This exhibition brings together working drawings and a film capturing the transformation of the South London Gallery’s (SLG) new permanent garden designed by the artist Gabriel Orozco with support from 6a architects and horticulturists at the Royal Botanic Gardens, Kew.
The new garden is open to the public every weekend and used by invited groups during the week. It incorporates a new reception area at the back of the gallery and a planted walkway for residents of Sceaux Gardens housing estate, where the SLG has run art programmes for a number of years. Orozco’s design introduces a geometry of intertwining circles intricately outlined in brick dimensioned York stone which subtly maps a series of discrete spaces or notional rooms. The various levels and spaces created throughout the garden can be used interchangeably for sitting, eating, playing or showing work by other artists. Playing on the idea of an urban ruin, the garden will gradually evolve to become rambling and overgrown with different grasses, low-level creepers and fragrant plants.

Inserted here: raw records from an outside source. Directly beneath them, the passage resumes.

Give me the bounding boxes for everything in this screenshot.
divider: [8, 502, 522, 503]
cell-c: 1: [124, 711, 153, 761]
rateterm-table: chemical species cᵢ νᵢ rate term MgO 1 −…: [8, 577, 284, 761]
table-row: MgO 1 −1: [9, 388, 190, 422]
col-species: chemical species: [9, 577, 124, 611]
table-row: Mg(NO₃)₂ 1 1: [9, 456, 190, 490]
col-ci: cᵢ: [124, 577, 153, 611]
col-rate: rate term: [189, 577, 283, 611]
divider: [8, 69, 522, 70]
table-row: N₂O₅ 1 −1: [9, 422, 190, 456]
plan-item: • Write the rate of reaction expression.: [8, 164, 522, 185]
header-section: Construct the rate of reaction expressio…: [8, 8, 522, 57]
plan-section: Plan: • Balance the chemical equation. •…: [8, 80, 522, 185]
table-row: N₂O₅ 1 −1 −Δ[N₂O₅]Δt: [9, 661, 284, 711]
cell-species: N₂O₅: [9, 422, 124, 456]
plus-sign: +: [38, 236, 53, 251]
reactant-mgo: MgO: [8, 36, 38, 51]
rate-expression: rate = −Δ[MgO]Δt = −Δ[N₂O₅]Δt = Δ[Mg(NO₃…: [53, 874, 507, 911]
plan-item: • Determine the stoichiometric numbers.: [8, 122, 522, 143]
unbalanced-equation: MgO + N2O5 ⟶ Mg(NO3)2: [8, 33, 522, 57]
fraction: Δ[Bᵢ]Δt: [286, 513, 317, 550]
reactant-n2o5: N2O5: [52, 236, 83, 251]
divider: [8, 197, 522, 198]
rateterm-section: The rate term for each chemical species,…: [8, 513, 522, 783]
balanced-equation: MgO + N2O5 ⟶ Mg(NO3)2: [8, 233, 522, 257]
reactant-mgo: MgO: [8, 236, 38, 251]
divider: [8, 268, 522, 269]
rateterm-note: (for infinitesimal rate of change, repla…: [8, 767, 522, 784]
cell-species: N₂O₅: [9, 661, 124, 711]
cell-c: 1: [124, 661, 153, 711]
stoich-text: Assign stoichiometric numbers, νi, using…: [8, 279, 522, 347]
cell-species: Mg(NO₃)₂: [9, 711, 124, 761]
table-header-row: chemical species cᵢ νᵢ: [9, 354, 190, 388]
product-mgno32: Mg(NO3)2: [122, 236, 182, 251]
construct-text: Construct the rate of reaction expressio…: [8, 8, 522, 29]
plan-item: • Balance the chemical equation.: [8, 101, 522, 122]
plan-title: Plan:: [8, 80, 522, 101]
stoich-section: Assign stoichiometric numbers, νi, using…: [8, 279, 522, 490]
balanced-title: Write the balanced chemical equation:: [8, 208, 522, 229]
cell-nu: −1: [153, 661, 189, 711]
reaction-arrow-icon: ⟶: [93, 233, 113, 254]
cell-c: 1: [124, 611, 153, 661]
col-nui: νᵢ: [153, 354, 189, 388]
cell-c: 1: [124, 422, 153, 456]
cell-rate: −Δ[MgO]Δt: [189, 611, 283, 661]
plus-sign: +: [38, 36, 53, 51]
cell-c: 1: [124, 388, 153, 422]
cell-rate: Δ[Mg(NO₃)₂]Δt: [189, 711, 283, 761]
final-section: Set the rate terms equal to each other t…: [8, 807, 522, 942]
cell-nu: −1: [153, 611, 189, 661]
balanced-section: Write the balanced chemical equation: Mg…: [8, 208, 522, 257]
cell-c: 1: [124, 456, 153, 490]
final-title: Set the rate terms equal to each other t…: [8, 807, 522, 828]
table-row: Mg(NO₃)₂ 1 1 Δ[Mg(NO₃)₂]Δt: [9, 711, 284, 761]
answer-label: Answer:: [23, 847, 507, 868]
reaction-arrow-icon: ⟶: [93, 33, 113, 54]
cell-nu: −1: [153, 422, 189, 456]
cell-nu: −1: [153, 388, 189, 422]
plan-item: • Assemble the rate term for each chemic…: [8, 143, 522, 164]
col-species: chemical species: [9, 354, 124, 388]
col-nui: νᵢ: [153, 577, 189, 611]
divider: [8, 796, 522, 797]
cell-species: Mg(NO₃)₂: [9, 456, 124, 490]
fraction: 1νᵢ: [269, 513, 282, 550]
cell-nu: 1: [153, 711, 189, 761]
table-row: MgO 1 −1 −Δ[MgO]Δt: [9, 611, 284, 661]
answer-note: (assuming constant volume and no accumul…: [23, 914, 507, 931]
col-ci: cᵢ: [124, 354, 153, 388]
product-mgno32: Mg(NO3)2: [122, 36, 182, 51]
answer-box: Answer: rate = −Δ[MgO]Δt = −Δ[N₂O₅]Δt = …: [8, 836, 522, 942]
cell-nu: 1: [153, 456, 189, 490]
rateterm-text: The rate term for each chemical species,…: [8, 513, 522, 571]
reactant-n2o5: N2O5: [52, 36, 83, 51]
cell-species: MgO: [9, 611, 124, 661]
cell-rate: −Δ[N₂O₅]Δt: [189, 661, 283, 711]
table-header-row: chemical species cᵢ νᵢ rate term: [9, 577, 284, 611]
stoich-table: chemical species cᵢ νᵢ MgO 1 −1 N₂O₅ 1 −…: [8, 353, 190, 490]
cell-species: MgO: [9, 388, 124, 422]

The garden is open every Saturday and Sunday, 11am-6pm and by appointment. Contact mail@southlondongallery.org if you’d like to arrange a special visit.
Artist
Gabriel Orozco was born in 1962 in Veracruz, Mexico. He lives and works between Paris, New York, Mexico City and Tokyo. Recent solo exhibitions include Museum of Contemporary Art Tokyo, Japan (2015) Fleurs fantômes, commissioned by the Centre Region at Domaine de Chaumont-sur-Loire, Loire, France (2014-15); Gabriel Orozco: Natural Motion at the Kunsthaus Bregenz, Austria (2013) which travelled to the Moderna Museet, Sweden (2014); Thinking in Circles, at the Fruitmarket Gallery, Edinburgh (2013); and Asterisms, at the Deutsche Guggenheim, Berlin and the Guggenheim, New York (2012). From 2009-2011 a retrospective of the artist’s work travelled from the Museum of Modern Art, New York to the Centre Pompidou, Paris, the Kunstmuseum Basel, Switzerland and Tate Modern, London. Orozco’s first London solo exhibition took place at the Institute of Contemporary Art, London (1996).